Управляемый высшими силами мир «Метаморфоз» в принципе живет по жестким законам нравственной нормы, греха и воздаяния. Но тщетно было бы ожидать от наставника «Науки любви» сурового морализирования. Повторим: именно римская поэзия открыла индивидуального человека, заслуживающего и внимания, и сочувствия не только в меру своей добродетели, которая для староримской мысли была синонимом гражданской доблести, а для набиравшей силу философии означала подчинение всего своего существа норме, познанной разумом. Овидий был и остался поэтом-завершителем того, что начали Катулл в лирике и Вергилий в эпосе. Человек (или очеловеченный бог) может вступить даже в конфликт с миром нормы или в разлад с самим собой как нравственной личностью – и не утратить права на сочувствие. Уже не «певец любовей» отстаивает права на «дозволенный блуд» внутри благоустроенного государства: поэт любви защищает ее ценность (как и ценность всякого глубокого и искреннего проявления личности), даже когда она приходит в конфликт с благоустроенным властью богов миром. Достигнув поэтической зрелости, Овидий не перестал быть самим собой, – но поднялся до недоступных ему прежде высот поэтического обобщения.

Из такого сложного комплекса исторических, мировоззренческих, поэтических компонентов возникло произведение, которому была уготована в истории литературы особая судьба. Тексты античных поэтов, даже Гомера, теряли, находили и открывали снова – Овидия, и прежде всего «Метаморфозы», читали всегда. Средневековье, знакомившееся с мифологией исключительно по Овидию, назвало его свод мифов «языческой библией». Реминисценции из «Метаморфоз» обильны у Петрарки, на него опирается Боккаччо в самом ученом своем труде – «Генеалогиях языческих богов». У него учатся эпическому искусству Ариосто и Тассо, бесчисленные художники эпохи Ренессанса берут из «Метаморфоз» сюжеты, на тему мифа об Орфее в изложении Овидия написаны первые европейские оперы: «Эвридика» Нери и «Эвридика» Каччини. Барокко не убавляет пристрастия к Овидию, и Гонгора в своем «Полифеме» прямо излагает «Метаморфозы», «переведя» соответствующий эпизод на пышный, цветистый язык эпохи. Лишь романтизм хотел разлюбить Овидия, и позитивистская филологическая критика XIX в. отказывала его поэме в цельности, в стилистическом единстве и т. п. Правда, это не поколебало читательской любви, но лишь XX в. сумел открыть в «Метаморфозах» не только занимательность и виртуозную пластику изображения, но и ту глубокую человечность, о которой мы стремились дать понятие. А гениальная сюита иллюстраций к «Метаморфозам», сделанных Пабло Пикассо, помогла увидеть в поэме вечный символ воплощенных Красоты и Искусства.

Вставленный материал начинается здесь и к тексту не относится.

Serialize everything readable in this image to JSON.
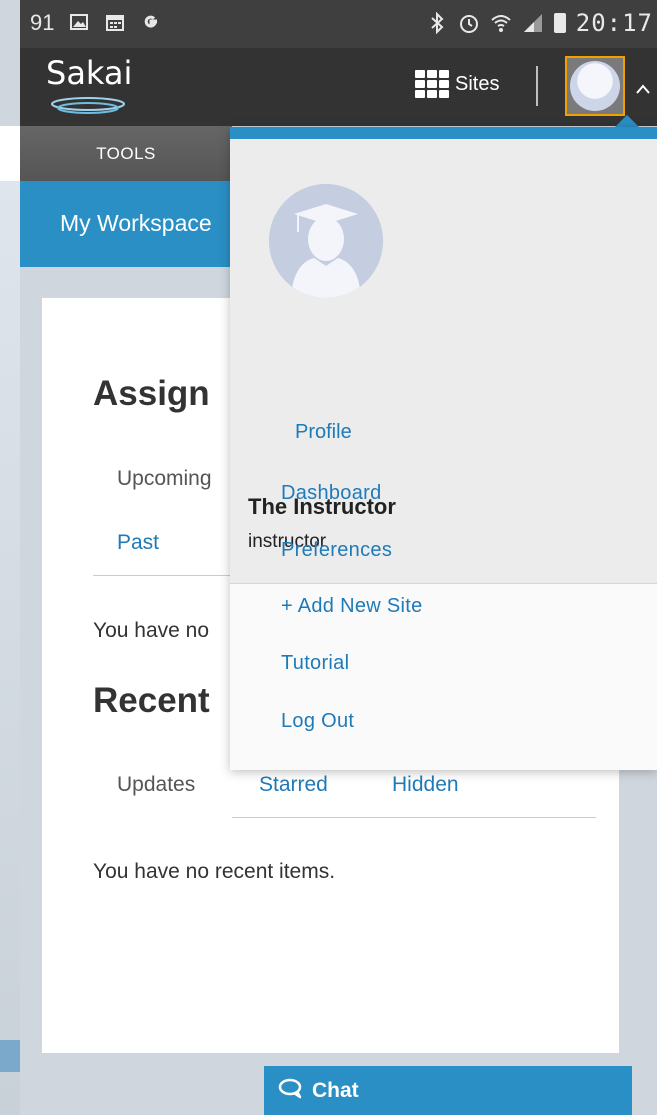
{
  "statusbar": {
    "left_text": "91",
    "left_icons": [
      "image-icon",
      "calendar-icon",
      "google-icon"
    ],
    "right_icons": [
      "bluetooth-icon",
      "alarm-icon",
      "wifi-icon",
      "signal-icon",
      "battery-icon"
    ],
    "time": "20:17"
  },
  "header": {
    "logo_text": "Sakai",
    "sites_label": "Sites",
    "tools_label": "TOOLS"
  },
  "sitenav": {
    "title": "My Workspace"
  },
  "main": {
    "assignments_heading": "Assign",
    "assignment_tabs": [
      "Upcoming",
      "Past"
    ],
    "assignments_empty": "You have no",
    "recent_heading": "Recent",
    "recent_tabs": [
      "Updates",
      "Starred",
      "Hidden"
    ],
    "recent_empty": "You have no recent items."
  },
  "chat": {
    "label": "Chat"
  },
  "dropdown": {
    "profile_label": "Profile",
    "user_name": "The Instructor",
    "user_id": "instructor",
    "menu": [
      "Dashboard",
      "Preferences",
      "+ Add New Site",
      "Tutorial",
      "Log Out"
    ]
  },
  "colors": {
    "brand_blue": "#2a8fc5",
    "link_blue": "#1f7ab8",
    "nav_dark": "#333333",
    "avatar_highlight": "#f0a000"
  }
}
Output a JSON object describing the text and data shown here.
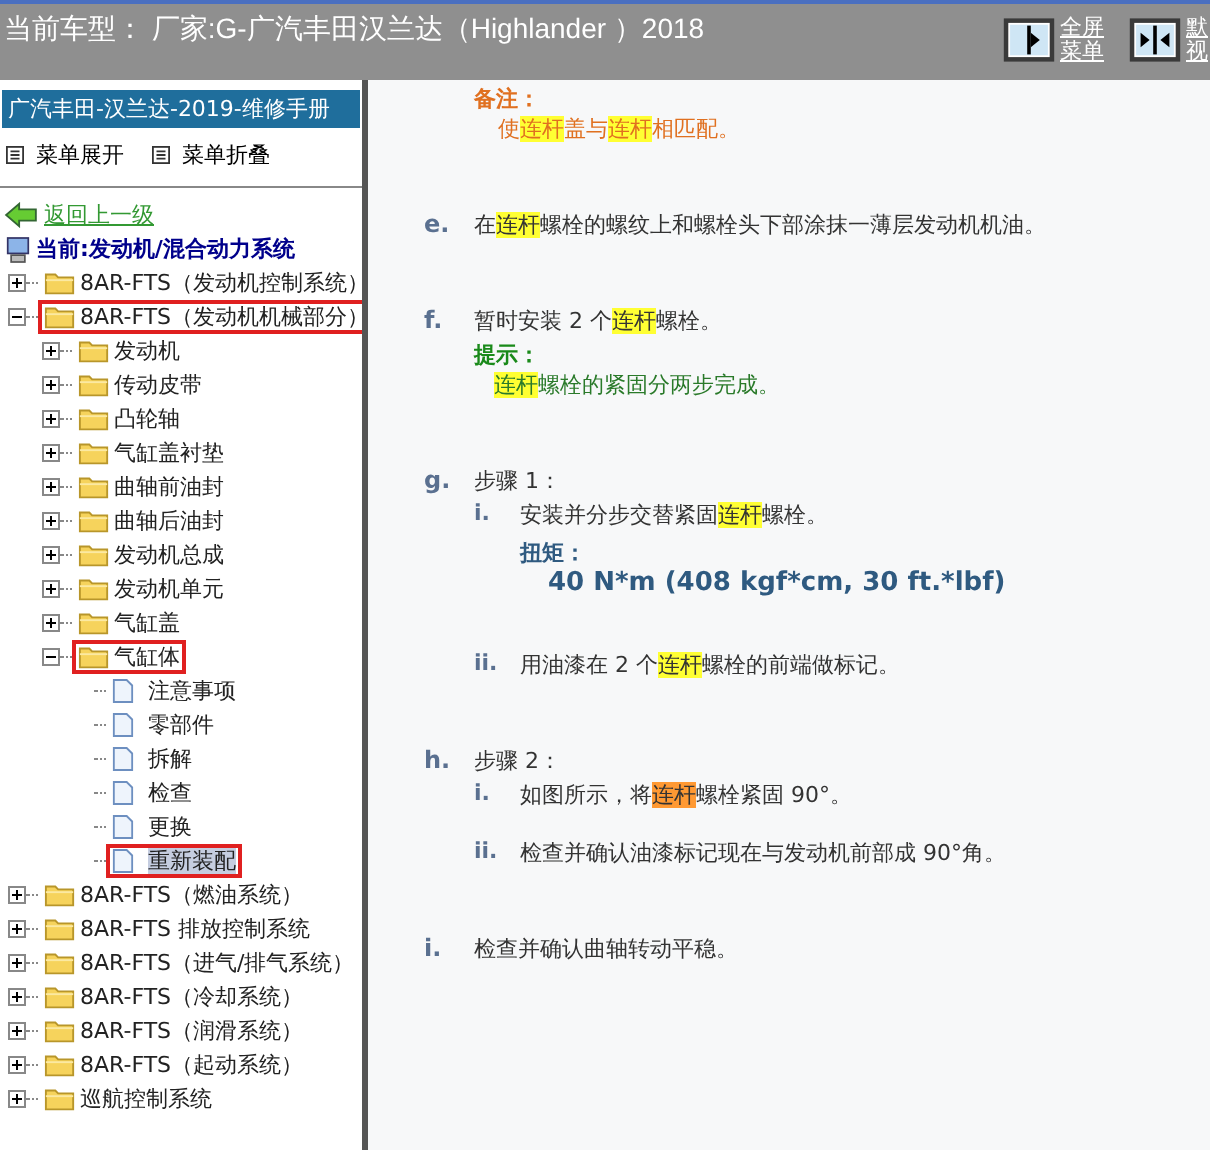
{
  "header": {
    "title": "当前车型： 厂家:G-广汽丰田汉兰达（Highlander ）2018",
    "buttons": [
      {
        "kind": "fullscreen",
        "lines": [
          "全屏",
          "菜单"
        ]
      },
      {
        "kind": "split",
        "lines": [
          "默",
          "视"
        ]
      }
    ]
  },
  "sidebar": {
    "title": "广汽丰田-汉兰达-2019-维修手册",
    "menu": [
      "菜单展开",
      "菜单折叠"
    ],
    "back_link": "返回上一级",
    "current": "当前:发动机/混合动力系统",
    "tree": [
      {
        "label": "8AR-FTS（发动机控制系统）",
        "kind": "folder",
        "expanded": false,
        "selected": false,
        "marked": false
      },
      {
        "label": "8AR-FTS（发动机机械部分）",
        "kind": "folder",
        "expanded": true,
        "selected": false,
        "marked": true,
        "children": [
          {
            "label": "发动机",
            "kind": "folder",
            "expanded": false,
            "selected": false,
            "marked": false
          },
          {
            "label": "传动皮带",
            "kind": "folder",
            "expanded": false,
            "selected": false,
            "marked": false
          },
          {
            "label": "凸轮轴",
            "kind": "folder",
            "expanded": false,
            "selected": false,
            "marked": false
          },
          {
            "label": "气缸盖衬垫",
            "kind": "folder",
            "expanded": false,
            "selected": false,
            "marked": false
          },
          {
            "label": "曲轴前油封",
            "kind": "folder",
            "expanded": false,
            "selected": false,
            "marked": false
          },
          {
            "label": "曲轴后油封",
            "kind": "folder",
            "expanded": false,
            "selected": false,
            "marked": false
          },
          {
            "label": "发动机总成",
            "kind": "folder",
            "expanded": false,
            "selected": false,
            "marked": false
          },
          {
            "label": "发动机单元",
            "kind": "folder",
            "expanded": false,
            "selected": false,
            "marked": false
          },
          {
            "label": "气缸盖",
            "kind": "folder",
            "expanded": false,
            "selected": false,
            "marked": false
          },
          {
            "label": "气缸体",
            "kind": "folder",
            "expanded": true,
            "selected": false,
            "marked": true,
            "children": [
              {
                "label": "注意事项",
                "kind": "page",
                "selected": false,
                "marked": false
              },
              {
                "label": "零部件",
                "kind": "page",
                "selected": false,
                "marked": false
              },
              {
                "label": "拆解",
                "kind": "page",
                "selected": false,
                "marked": false
              },
              {
                "label": "检查",
                "kind": "page",
                "selected": false,
                "marked": false
              },
              {
                "label": "更换",
                "kind": "page",
                "selected": false,
                "marked": false
              },
              {
                "label": "重新装配",
                "kind": "page",
                "selected": true,
                "marked": true
              }
            ]
          }
        ]
      },
      {
        "label": "8AR-FTS（燃油系统）",
        "kind": "folder",
        "expanded": false,
        "selected": false,
        "marked": false
      },
      {
        "label": "8AR-FTS 排放控制系统",
        "kind": "folder",
        "expanded": false,
        "selected": false,
        "marked": false
      },
      {
        "label": "8AR-FTS（进气/排气系统）",
        "kind": "folder",
        "expanded": false,
        "selected": false,
        "marked": false
      },
      {
        "label": "8AR-FTS（冷却系统）",
        "kind": "folder",
        "expanded": false,
        "selected": false,
        "marked": false
      },
      {
        "label": "8AR-FTS（润滑系统）",
        "kind": "folder",
        "expanded": false,
        "selected": false,
        "marked": false
      },
      {
        "label": "8AR-FTS（起动系统）",
        "kind": "folder",
        "expanded": false,
        "selected": false,
        "marked": false
      },
      {
        "label": "巡航控制系统",
        "kind": "folder",
        "expanded": false,
        "selected": false,
        "marked": false
      }
    ]
  },
  "content": {
    "note": {
      "label": "备注：",
      "text": [
        {
          "text": "使"
        },
        {
          "text": "连杆",
          "color": "#ffff33"
        },
        {
          "text": "盖与"
        },
        {
          "text": "连杆",
          "color": "#ffff33"
        },
        {
          "text": "相匹配。"
        }
      ]
    },
    "steps": [
      {
        "marker": "e.",
        "text": [
          {
            "text": "在"
          },
          {
            "text": "连杆",
            "color": "#ffff33"
          },
          {
            "text": "螺栓的螺纹上和螺栓头下部涂抹一薄层发动机机油。"
          }
        ]
      },
      {
        "marker": "f.",
        "text": [
          {
            "text": "暂时安装 2 个"
          },
          {
            "text": "连杆",
            "color": "#ffff33"
          },
          {
            "text": "螺栓。"
          }
        ],
        "hint": {
          "label": "提示：",
          "text": [
            {
              "text": "连杆",
              "color": "#ffff33"
            },
            {
              "text": "螺栓的紧固分两步完成。"
            }
          ]
        }
      },
      {
        "marker": "g.",
        "text": [
          {
            "text": "步骤 1："
          }
        ],
        "substeps": [
          {
            "marker": "i.",
            "text": [
              {
                "text": "安装并分步交替紧固"
              },
              {
                "text": "连杆",
                "color": "#ffff33"
              },
              {
                "text": "螺栓。"
              }
            ],
            "torque": {
              "label": "扭矩：",
              "value": "40 N*m (408 kgf*cm, 30 ft.*lbf)"
            }
          },
          {
            "marker": "ii.",
            "text": [
              {
                "text": "用油漆在 2 个"
              },
              {
                "text": "连杆",
                "color": "#ffff33"
              },
              {
                "text": "螺栓的前端做标记。"
              }
            ]
          }
        ]
      },
      {
        "marker": "h.",
        "text": [
          {
            "text": "步骤 2："
          }
        ],
        "substeps": [
          {
            "marker": "i.",
            "text": [
              {
                "text": "如图所示，将"
              },
              {
                "text": "连杆",
                "color": "#ff9933"
              },
              {
                "text": "螺栓紧固 90°。"
              }
            ]
          },
          {
            "marker": "ii.",
            "text": [
              {
                "text": "检查并确认油漆标记现在与发动机前部成 90°角。"
              }
            ]
          }
        ]
      },
      {
        "marker": "i.",
        "text": [
          {
            "text": "检查并确认曲轴转动平稳。"
          }
        ]
      }
    ]
  }
}
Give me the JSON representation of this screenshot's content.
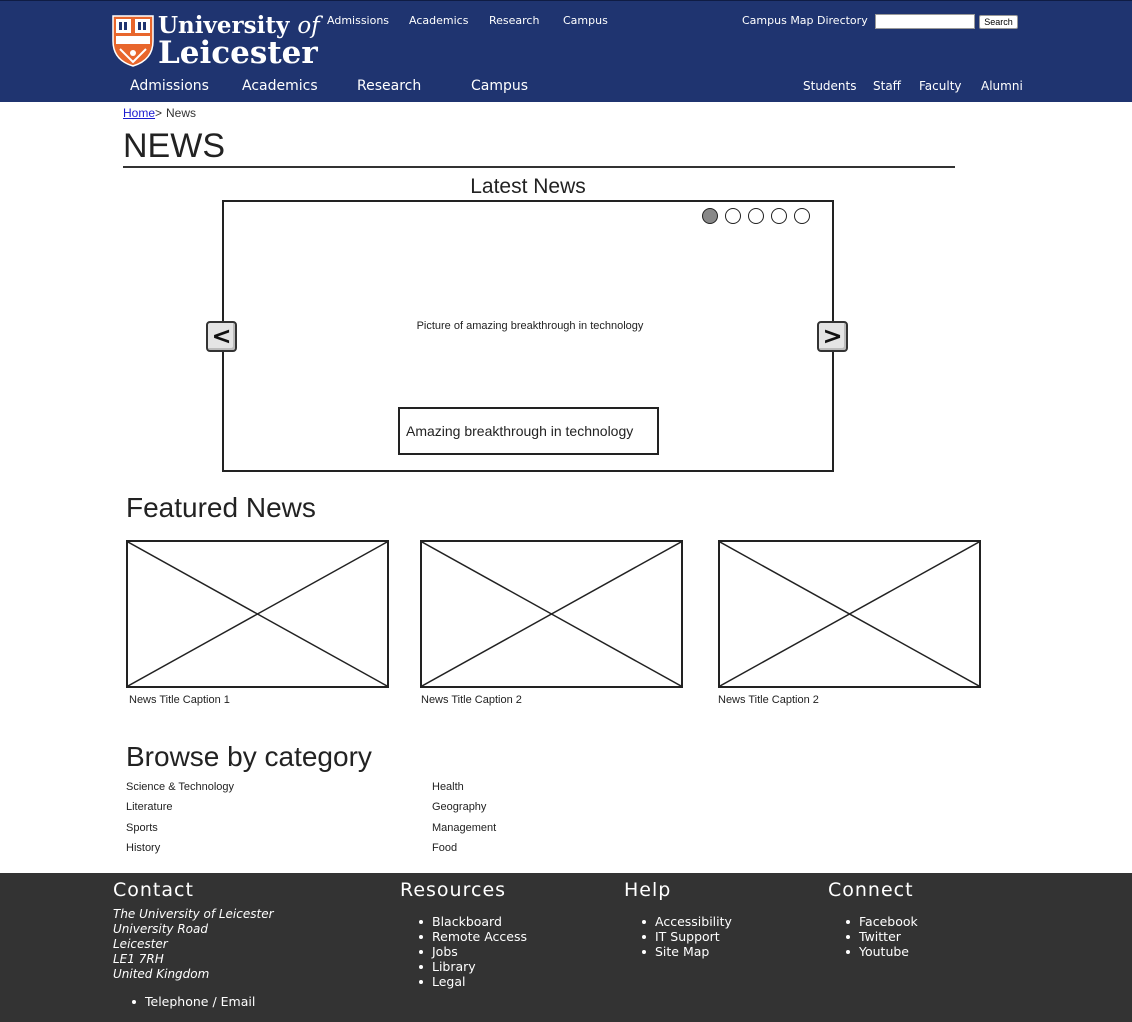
{
  "header": {
    "logo": {
      "line1": "University",
      "line1_of": "of",
      "line2": "Leicester"
    },
    "utility_links": [
      "Admissions",
      "Academics",
      "Research",
      "Campus"
    ],
    "right_links": [
      "Campus Map",
      "Directory"
    ],
    "search": {
      "value": "",
      "button_label": "Search"
    },
    "main_nav": [
      "Admissions",
      "Academics",
      "Research",
      "Campus"
    ],
    "audience_nav": [
      "Students",
      "Staff",
      "Faculty",
      "Alumni"
    ],
    "colors": {
      "header_bg": "#1f3470",
      "crest": "#e8662c"
    }
  },
  "breadcrumb": {
    "home": "Home",
    "separator": ">",
    "current": "News"
  },
  "page": {
    "title": "NEWS"
  },
  "latest": {
    "heading": "Latest News",
    "slide_count": 5,
    "active_slide": 1,
    "picture_text": "Picture of amazing breakthrough in technology",
    "caption": "Amazing breakthrough in technology",
    "prev_label": "<",
    "next_label": ">"
  },
  "featured": {
    "heading": "Featured News",
    "items": [
      {
        "caption": "News Title Caption 1"
      },
      {
        "caption": "News Title Caption 2"
      },
      {
        "caption": "News Title Caption 2"
      }
    ]
  },
  "browse": {
    "heading": "Browse by category",
    "left": [
      "Science & Technology",
      "Literature",
      "Sports",
      "History"
    ],
    "right": [
      "Health",
      "Geography",
      "Management",
      "Food"
    ]
  },
  "footer": {
    "contact": {
      "heading": "Contact",
      "address": [
        "The University of Leicester",
        "University Road",
        "Leicester",
        "LE1 7RH",
        "United Kingdom"
      ],
      "link": "Telephone / Email"
    },
    "resources": {
      "heading": "Resources",
      "items": [
        "Blackboard",
        "Remote Access",
        "Jobs",
        "Library",
        "Legal"
      ]
    },
    "help": {
      "heading": "Help",
      "items": [
        "Accessibility",
        "IT Support",
        "Site Map"
      ]
    },
    "connect": {
      "heading": "Connect",
      "items": [
        "Facebook",
        "Twitter",
        "Youtube"
      ]
    },
    "colors": {
      "footer_bg": "#333333"
    }
  }
}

Когда завершалась работа над поэмой, автору исполнилось пятьдесят лет. Перебирая в автобиографической элегии прожитые годы, он вспоминает о трех своих браках (только третий оказался прочным и верным), о дочери и внуках, о поздней смерти родителей – и о постоянном и успешном поэтическом творчестве. Были и почтительные, преданные друзья, было преклонение младших поэтов, – жизнь безмятежная и счастливая, переломившаяся внезапно в 8 г. н. э. С Эльбы, от одного из друзей, Овидий был вызван к Августу, осыпан упреками и личным указом правителя выслан из Рима. Правда, его не лишили гражданства и прав состояния, но место ссылки назначили глухое, на самой границе зависимого от Рима Фракийского царства и диких степных племен гетов и сарматов. То был город Томы близ устья Дуная, у Евксинского Понта (Черного моря).

Причины изгнания остаются загадкой по сей день. Сам поэт в «понтийских» элегиях постоянно указывает на две: стихи (явно разумея «развращающую» «Науку любви») и «error» – «оплошность, опрометчивый шаг». Стихи он отваживается защищать – в «оплошности» признается полностью, но нигде не говорит, в чем она состояла. Современники, а вслед за ними и потомки связывали ссылку Овидия с одновременным изгнанием внучки Августа Юлии Младшей, осужденной дедом за разврат. Два приговора придавали династическому акту, за которым стояла борьба за престолонаследие, видимость высоконравственного преследования губящего общество распутства и наставника в нем. Август не придавал значения тому, что «Наука любви» вышла уже десять лет назад, но не хотел создавать прецедент осуждения писателя за творчество [13] . Двойное обвинение было необходимо, независимо от того, в чем состояла оплошность и была ли она вообще. Овидий же принял одну тактику защиты: полное признание и мольбы о пощаде.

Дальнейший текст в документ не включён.